Если человек открыто сказал, что он придерживается линии партии, то, по общеизвестным утвердившимся в партии Ленина традициям, партия считает – значит, человек дорожит своими идеями, и он действительно отрекся от своих ошибок и стал на позиции партии. Поверили – ошиблись. Ошиблись, т. Бухарин. Да, да.

Когда Смирнов и Пятаков заявили, что они отрекаются от своих взглядов, открыто заявили об этом в печати, мы им поверили. Тоже исходили при этом из того, что люди, которые выросли на марксистской школе, очевидно, дорожат своей позицией, своими идеями, их не скрывают, за них борются. Поверили, орден Ленина дали, двигали вперед и ошиблись. Верно, т. Бухарин?

Бухарин: Верно, верно, я говорил то же самое.

Сталин: Когда Сосновский [54]подал заявление о том, что он отрекается от своих ошибок, обосновал это… мы поверили и действительно сказали Бухарину: «Ты его хочешь взять в «Известия», хорошо, он пишет неплохо, возьми, посмотрим, что выйдет». Ошиблись. Верь после этого в искренность людей!

У нас получился вывод: нельзя бывшим оппозиционерам верить на слово. ( Оживление в зале. Голоса с мест: «Правильно, правильно!»

) Нельзя быть наивным, а Ильич учил, что быть в политике наивным – значит быть преступником. Не хотим мы быть преступниками. Поэтому у нас получился вывод: нельзя на слово верить ни одному бывшему оппозиционеру».

Чтобы понять смысл столь резкого вывода Сталина, следует напомнить, что ему предшествовало длительное, продолжавшееся двенадцать лет противостояние оппозиции линии ЦК. В эти сложные для страны годы оппозиционеры не однажды публично каялись в своих грехах, но уже назавтра начинали вновь сбиваться в тайные озлобленные группы. Чтобы при первом удобном случае снова сыпать песок в буксы локомотива государства.

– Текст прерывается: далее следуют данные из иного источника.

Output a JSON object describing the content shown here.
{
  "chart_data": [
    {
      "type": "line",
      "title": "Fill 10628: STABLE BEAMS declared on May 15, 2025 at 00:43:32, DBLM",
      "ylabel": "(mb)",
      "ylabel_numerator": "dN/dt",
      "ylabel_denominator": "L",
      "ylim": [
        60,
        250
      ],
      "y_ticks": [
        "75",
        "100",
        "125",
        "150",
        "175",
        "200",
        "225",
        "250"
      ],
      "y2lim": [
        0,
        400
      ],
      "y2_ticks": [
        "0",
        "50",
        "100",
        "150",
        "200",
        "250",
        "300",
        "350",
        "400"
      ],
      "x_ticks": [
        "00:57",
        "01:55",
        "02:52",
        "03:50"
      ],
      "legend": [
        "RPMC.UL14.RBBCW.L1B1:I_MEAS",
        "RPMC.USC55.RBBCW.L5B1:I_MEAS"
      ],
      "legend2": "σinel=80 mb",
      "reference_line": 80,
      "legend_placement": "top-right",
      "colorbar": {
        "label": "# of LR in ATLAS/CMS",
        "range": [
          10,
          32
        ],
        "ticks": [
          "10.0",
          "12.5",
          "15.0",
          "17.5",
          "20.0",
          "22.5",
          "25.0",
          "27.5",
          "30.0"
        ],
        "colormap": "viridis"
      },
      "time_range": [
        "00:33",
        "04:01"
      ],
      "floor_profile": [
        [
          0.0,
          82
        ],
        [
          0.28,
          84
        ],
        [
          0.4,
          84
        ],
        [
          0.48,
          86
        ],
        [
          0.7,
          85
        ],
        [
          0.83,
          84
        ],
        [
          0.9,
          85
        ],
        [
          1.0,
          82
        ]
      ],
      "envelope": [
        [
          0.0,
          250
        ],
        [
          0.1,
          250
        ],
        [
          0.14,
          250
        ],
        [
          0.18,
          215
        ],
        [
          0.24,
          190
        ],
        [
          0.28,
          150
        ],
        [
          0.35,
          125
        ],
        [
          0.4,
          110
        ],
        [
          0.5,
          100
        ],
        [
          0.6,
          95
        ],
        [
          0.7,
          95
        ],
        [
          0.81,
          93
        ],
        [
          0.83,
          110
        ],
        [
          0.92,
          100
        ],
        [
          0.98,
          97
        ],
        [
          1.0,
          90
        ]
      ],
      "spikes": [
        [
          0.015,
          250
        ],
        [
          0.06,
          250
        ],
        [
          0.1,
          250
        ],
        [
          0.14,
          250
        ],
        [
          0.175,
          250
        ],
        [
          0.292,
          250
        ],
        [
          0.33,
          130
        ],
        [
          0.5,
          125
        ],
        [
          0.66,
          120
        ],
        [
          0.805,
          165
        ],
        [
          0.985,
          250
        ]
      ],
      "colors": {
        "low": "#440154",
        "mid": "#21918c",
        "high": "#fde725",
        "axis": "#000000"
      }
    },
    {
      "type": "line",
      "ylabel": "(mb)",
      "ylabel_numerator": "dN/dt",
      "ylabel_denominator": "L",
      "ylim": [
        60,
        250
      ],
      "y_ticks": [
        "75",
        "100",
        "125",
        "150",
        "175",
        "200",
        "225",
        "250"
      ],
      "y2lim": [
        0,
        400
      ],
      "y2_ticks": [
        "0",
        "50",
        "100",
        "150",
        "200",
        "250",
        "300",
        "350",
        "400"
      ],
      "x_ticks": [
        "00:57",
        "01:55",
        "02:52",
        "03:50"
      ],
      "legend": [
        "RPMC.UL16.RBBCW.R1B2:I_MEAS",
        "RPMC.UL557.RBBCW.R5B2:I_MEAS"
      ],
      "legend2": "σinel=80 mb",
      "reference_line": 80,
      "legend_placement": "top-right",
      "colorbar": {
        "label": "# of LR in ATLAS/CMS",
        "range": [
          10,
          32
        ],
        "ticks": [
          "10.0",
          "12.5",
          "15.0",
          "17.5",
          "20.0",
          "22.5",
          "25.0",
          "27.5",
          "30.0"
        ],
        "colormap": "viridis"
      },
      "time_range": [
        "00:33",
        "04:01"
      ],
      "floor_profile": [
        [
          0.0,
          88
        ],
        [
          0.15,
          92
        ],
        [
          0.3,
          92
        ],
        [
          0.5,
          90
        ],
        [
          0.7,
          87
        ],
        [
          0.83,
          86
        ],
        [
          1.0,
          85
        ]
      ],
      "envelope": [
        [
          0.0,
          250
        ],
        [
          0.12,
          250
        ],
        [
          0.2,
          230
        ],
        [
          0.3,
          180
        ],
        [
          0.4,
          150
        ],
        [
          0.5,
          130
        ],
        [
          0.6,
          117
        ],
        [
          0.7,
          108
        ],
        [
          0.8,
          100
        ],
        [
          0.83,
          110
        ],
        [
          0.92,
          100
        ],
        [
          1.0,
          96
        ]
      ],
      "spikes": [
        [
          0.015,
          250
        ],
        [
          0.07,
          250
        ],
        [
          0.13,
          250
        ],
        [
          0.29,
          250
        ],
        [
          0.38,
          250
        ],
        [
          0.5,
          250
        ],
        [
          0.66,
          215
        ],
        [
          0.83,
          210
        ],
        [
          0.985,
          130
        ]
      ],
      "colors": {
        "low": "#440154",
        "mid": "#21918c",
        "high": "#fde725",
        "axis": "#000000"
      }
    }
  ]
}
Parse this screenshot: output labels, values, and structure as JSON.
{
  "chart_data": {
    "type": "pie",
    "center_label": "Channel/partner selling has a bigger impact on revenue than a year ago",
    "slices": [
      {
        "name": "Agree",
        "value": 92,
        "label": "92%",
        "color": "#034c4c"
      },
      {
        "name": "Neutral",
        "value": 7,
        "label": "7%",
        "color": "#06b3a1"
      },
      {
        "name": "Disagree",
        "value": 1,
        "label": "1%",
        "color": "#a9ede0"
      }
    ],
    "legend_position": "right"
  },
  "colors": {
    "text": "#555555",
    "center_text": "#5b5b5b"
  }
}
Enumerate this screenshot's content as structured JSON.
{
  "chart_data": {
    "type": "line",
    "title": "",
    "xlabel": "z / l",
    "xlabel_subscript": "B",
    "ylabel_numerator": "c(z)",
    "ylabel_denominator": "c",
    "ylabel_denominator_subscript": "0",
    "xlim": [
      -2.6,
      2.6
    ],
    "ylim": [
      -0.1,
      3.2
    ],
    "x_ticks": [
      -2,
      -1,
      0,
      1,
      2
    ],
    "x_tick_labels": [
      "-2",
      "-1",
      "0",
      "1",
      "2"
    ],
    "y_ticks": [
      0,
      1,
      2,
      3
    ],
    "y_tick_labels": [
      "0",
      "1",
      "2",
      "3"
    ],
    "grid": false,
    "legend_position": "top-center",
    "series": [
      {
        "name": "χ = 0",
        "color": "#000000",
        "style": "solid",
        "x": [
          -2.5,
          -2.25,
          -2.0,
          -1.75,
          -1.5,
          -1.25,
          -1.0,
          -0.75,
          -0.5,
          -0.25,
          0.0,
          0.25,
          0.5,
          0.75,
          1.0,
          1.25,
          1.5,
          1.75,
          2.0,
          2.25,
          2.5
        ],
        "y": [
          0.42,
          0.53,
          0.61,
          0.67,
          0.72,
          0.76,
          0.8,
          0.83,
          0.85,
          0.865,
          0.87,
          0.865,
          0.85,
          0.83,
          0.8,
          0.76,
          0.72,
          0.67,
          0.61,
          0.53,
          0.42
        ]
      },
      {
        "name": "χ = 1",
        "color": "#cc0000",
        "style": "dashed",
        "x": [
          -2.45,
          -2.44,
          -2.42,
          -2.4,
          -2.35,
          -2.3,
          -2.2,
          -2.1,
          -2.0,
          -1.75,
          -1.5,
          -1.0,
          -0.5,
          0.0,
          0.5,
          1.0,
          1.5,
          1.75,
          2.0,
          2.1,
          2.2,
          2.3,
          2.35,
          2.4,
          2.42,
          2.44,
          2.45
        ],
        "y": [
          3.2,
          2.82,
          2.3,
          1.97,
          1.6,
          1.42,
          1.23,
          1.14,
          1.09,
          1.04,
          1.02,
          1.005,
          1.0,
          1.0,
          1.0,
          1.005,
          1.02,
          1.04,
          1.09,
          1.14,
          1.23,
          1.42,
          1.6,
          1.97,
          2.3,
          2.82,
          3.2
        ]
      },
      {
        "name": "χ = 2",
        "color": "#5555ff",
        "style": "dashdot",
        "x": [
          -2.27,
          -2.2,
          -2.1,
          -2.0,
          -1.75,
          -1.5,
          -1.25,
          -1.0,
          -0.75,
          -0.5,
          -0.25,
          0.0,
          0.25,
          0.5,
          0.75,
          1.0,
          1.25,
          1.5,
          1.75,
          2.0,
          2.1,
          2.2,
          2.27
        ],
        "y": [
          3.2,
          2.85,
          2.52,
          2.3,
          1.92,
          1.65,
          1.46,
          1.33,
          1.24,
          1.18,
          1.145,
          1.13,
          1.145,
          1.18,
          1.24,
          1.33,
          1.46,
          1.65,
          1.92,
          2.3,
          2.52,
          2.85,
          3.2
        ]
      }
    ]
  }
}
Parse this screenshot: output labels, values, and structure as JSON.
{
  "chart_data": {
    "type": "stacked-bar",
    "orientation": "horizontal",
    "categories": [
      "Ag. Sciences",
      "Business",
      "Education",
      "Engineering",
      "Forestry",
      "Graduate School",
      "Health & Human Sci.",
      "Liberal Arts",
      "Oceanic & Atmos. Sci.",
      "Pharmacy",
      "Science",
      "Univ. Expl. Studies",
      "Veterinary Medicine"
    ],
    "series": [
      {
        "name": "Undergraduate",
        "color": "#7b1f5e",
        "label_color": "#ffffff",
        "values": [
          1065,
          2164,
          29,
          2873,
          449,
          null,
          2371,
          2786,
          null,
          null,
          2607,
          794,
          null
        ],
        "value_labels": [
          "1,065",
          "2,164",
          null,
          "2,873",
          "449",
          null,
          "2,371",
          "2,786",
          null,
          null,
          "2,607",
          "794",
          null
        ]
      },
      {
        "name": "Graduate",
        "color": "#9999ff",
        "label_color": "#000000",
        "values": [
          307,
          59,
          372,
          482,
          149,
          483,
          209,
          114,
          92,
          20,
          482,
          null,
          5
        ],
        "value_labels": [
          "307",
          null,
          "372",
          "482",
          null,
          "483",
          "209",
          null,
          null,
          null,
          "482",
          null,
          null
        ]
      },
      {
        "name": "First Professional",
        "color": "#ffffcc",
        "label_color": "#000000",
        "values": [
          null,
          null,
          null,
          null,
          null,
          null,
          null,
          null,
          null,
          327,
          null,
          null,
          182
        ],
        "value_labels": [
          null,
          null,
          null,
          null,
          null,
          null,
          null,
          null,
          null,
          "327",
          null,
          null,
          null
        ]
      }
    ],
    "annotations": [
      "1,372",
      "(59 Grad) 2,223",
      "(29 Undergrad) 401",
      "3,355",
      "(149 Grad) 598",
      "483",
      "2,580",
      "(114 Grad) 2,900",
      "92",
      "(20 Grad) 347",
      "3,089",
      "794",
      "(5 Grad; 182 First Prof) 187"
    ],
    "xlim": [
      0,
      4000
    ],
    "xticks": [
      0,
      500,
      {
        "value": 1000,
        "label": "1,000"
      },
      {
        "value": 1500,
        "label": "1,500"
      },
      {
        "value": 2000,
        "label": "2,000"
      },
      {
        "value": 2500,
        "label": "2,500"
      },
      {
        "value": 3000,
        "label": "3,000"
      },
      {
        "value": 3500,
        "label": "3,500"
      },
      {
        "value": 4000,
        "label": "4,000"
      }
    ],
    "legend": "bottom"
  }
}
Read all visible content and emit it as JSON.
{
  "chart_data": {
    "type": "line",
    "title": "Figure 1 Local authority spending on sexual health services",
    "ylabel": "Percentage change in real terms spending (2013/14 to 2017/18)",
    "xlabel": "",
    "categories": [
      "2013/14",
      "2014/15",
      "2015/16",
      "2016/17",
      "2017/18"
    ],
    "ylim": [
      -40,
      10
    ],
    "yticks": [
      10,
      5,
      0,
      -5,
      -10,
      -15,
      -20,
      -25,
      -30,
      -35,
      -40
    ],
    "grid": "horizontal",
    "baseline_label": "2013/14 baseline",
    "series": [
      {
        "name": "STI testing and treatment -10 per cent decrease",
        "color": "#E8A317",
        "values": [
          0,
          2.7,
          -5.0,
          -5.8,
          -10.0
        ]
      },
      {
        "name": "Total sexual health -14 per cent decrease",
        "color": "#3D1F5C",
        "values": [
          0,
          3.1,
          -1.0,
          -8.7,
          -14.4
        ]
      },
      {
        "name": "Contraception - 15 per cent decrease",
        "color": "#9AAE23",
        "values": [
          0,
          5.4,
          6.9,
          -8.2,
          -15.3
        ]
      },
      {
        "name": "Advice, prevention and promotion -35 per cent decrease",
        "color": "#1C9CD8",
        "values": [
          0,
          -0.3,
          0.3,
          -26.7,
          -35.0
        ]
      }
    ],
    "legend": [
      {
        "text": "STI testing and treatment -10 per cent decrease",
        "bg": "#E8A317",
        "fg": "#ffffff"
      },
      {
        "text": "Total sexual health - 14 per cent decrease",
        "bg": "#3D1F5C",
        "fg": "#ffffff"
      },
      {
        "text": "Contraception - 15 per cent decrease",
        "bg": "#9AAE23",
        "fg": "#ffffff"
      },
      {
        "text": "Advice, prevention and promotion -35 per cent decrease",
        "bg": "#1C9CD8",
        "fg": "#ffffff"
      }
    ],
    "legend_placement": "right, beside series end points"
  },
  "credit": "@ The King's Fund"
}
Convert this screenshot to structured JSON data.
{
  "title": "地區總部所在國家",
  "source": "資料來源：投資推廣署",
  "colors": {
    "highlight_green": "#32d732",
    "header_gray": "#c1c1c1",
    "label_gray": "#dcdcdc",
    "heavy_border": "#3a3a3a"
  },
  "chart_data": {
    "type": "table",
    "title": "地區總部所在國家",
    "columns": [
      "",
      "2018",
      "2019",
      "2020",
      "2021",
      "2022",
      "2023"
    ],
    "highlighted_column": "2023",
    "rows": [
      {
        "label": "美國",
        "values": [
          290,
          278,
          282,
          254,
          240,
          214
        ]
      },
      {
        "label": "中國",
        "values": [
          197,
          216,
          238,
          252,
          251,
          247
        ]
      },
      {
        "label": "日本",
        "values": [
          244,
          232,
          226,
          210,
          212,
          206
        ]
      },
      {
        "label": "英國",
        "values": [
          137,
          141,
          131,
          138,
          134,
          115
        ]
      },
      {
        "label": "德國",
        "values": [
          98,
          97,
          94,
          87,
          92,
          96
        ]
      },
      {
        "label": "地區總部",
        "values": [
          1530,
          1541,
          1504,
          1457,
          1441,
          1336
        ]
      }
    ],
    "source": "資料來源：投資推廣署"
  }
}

Поэтому Сталин уже не стал скрывать некоторые частные подробности. Он продолжал: «Несколько фактов. Пятакову, когда арестовали его жену, послали телеграмму, он был где-то на юге, кажется, в Кисловодске. Он оттуда коротко ответил, что не может найти аргументов против своей жены, но раз в Москве сочли нужным ее арестовать, значит, так надо. Приехал, и мы ему давали читать все показания. Он говорил, что в показаниях Зиновьев, Каменев и Мрачковский его оговаривают. Так говорили и другие, только-только арестованные или привлеченные к процессу. Он пришел к нам и сказал: «Ну что я могу сказать против этих людей, как я могу оправдаться? Врут они, хотят загубить меня».